Since 2015, we have not cleared the previous year’s waitlist when the returning camper guarantee expires on November 30. The waitlist rolls over from year to year. It often takes several years to get in, and some campers age out of their camper years never getting off the waitlist.

In that dynamic, families found themselves in a situation where the most reliable way to get access to the returning camper enrollment guarantee was to attend Junior Session. Campers could only attend Junior Session for two years, so the waitlist turned over more quickly. This created a situation in which the vast majority of the first-time four-weekers were returning Junior Session campers.

Making Junior Session the best way to get into the four-week session wasn’t fair to the many families who don’t have the option of attending Junior Session due to their school calendar.

If that were the only issue, a potential solution would have been to continue to offer Junior Session, but not give those campers returning camper status for the four-week sessions, but given that there were staffing challenges as well, we judged that the better course of action was to focus on our core program, the four-week sessions.

Isn’t there another way to staff Junior Session other than college students? Alumni returning to be counselors perhaps?

Unfortunately not. Junior Session actually got its start staffed only by alumni. Camp moved on from that model because it was unsustainable. Moreover, if we bring in a mostly new staff for Junior Session, we’d need to run another staff training in between Second and Junior Sessions. Given that the fundamental problem is one of not enough days in the summer, that’s not a viable option.

Could you solve this problem by shortening the four-week sessions a bit?

In terms of getting the programs into the days available in the summer, yes, and we considered this option. But, the four-week session is the core of our program. It’s what we do best. It’s what leads to people still thinking of Four Winds as one of their key formative experiences even as adults. Altering the four-week sessions in order to allow Junior Session to continue isn’t consistent with Four Winds serving youth in the best way we can.

My child won’t be ready for a four-week session without doing a shorter camp first. What would you recommend?

We’d recommend attending a one or two-week session at another great camp. There are many, and arguably a camp that does shorter sessions all summer, as opposed to one tacked on to the end of the summer, will do a better job of it than we did. We are part of a wonderful organization called the Western Association of Independent Camps. This is not just any association. It’s a group of 50 or so camps across the West, all of which are committed to excellent programming, and many of them offer one and two-week programs. If you don’t already know of a great camp that offers shorter sessions, we’d recommend starting with WAIC. We’d also be happy to talk you through any options you’re considering.

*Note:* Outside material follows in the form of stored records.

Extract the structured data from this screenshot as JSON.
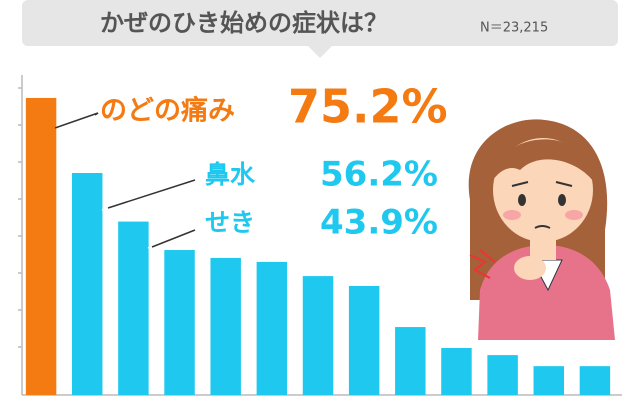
{
  "chart_data": {
    "type": "bar",
    "title": "かぜのひき始めの症状は？",
    "note": "N＝23,215",
    "categories": [
      "のどの痛み",
      "鼻水",
      "せき",
      null,
      null,
      null,
      null,
      null,
      null,
      null,
      null,
      null,
      null
    ],
    "values": [
      75.2,
      56.2,
      43.9,
      36.7,
      34.7,
      33.7,
      30.1,
      27.6,
      17.2,
      11.9,
      10.1,
      7.3,
      7.3
    ],
    "value_labels": [
      "75.2%",
      "56.2%",
      "43.9%",
      null,
      null,
      null,
      null,
      null,
      null,
      null,
      null,
      null,
      null
    ],
    "colors": [
      "#f47a12",
      "#1ec8ee",
      "#1ec8ee",
      "#1ec8ee",
      "#1ec8ee",
      "#1ec8ee",
      "#1ec8ee",
      "#1ec8ee",
      "#1ec8ee",
      "#1ec8ee",
      "#1ec8ee",
      "#1ec8ee",
      "#1ec8ee"
    ],
    "ylim": [
      0,
      80
    ]
  }
}
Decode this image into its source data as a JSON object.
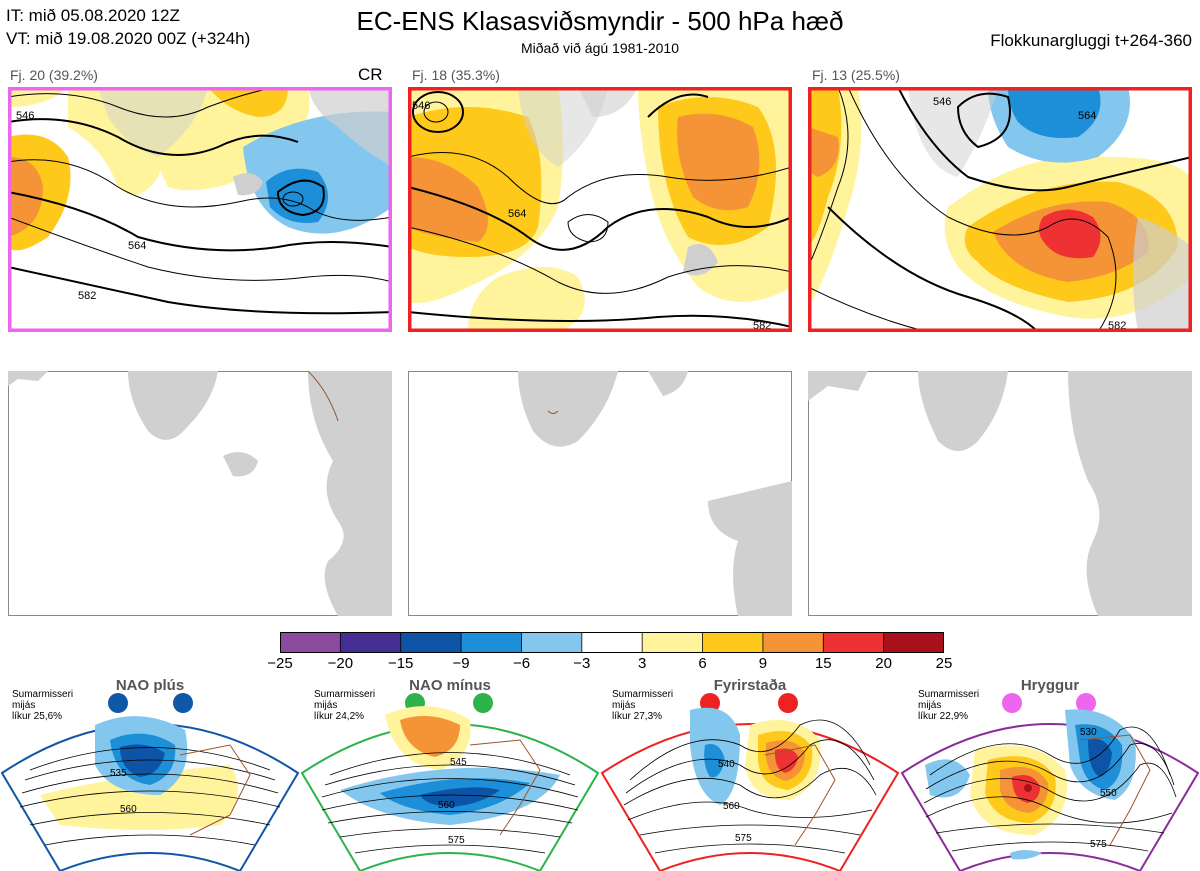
{
  "header": {
    "init_time": "IT: mið 05.08.2020 12Z",
    "valid_time": "VT: mið 19.08.2020 00Z  (+324h)",
    "title": "EC-ENS Klasasviðsmyndir - 500 hPa hæð",
    "subtitle": "Miðað við ágú 1981-2010",
    "window": "Flokkunargluggi t+264-360"
  },
  "clusters": [
    {
      "label": "Fj. 20 (39.2%)",
      "regime_tag": "CR",
      "frame_color": "#ee66ee",
      "contour_labels": [
        "546",
        "564",
        "582"
      ]
    },
    {
      "label": "Fj. 18 (35.3%)",
      "regime_tag": "",
      "frame_color": "#ee2222",
      "contour_labels": [
        "546",
        "564",
        "582"
      ]
    },
    {
      "label": "Fj. 13 (25.5%)",
      "regime_tag": "",
      "frame_color": "#ee2222",
      "contour_labels": [
        "546",
        "564",
        "582"
      ]
    }
  ],
  "colorbar": {
    "ticks": [
      "−25",
      "−20",
      "−15",
      "−9",
      "−6",
      "−3",
      "3",
      "6",
      "9",
      "15",
      "20",
      "25"
    ],
    "colors": [
      "#8a4a9e",
      "#452e93",
      "#0d54a6",
      "#1c8fd8",
      "#83c6ee",
      "#ffffff",
      "#fff39c",
      "#fec91b",
      "#f59436",
      "#ee3233",
      "#a8111c"
    ]
  },
  "regimes": [
    {
      "name": "NAO plús",
      "caption": [
        "Sumarmisseri",
        "mijás",
        "líkur 25,6%"
      ],
      "dot_color": "#1157a8",
      "frame_color": "#1157a8",
      "contours": [
        "535",
        "560"
      ]
    },
    {
      "name": "NAO mínus",
      "caption": [
        "Sumarmisseri",
        "mijás",
        "líkur 24,2%"
      ],
      "dot_color": "#2db34a",
      "frame_color": "#2db34a",
      "contours": [
        "545",
        "560",
        "575"
      ]
    },
    {
      "name": "Fyrirstaða",
      "caption": [
        "Sumarmisseri",
        "mijás",
        "líkur 27,3%"
      ],
      "dot_color": "#ee2222",
      "frame_color": "#ee2222",
      "contours": [
        "540",
        "560",
        "575"
      ]
    },
    {
      "name": "Hryggur",
      "caption": [
        "Sumarmisseri",
        "mijás",
        "líkur 22,9%"
      ],
      "dot_color": "#ee66ee",
      "frame_color": "#8a2c99",
      "contours": [
        "530",
        "550",
        "575"
      ]
    }
  ]
}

What happened to children on the Junior Session 2023 waitlist who don’t get in?

Campers on the 2023 Junior Session waitlist who did not get in retained their original waitlist date for the purpose of getting into one of the four-week sessions (unless they voluntarily withdrew from the waitlist), and so will be ahead in line of families who sign up in the future.

Can I put a child that is too young to come to camp on the waitlist now?

We understand the desire to do this, but we only put children that are age-eligible for camp on the waitlist. So, the first time campers can get on the waitlist for the main session is the fall when they’re in 3rd grade. This applies to everyone, so everyone is on a level playing field.

Do you foresee any changes to the four-week session?

We are always attempting to improve and adjust to a changing world, but fundamentally, no. The rationale behind this decision was that the four-week session is the core of the Four Winds experience, and we intend to preserve it.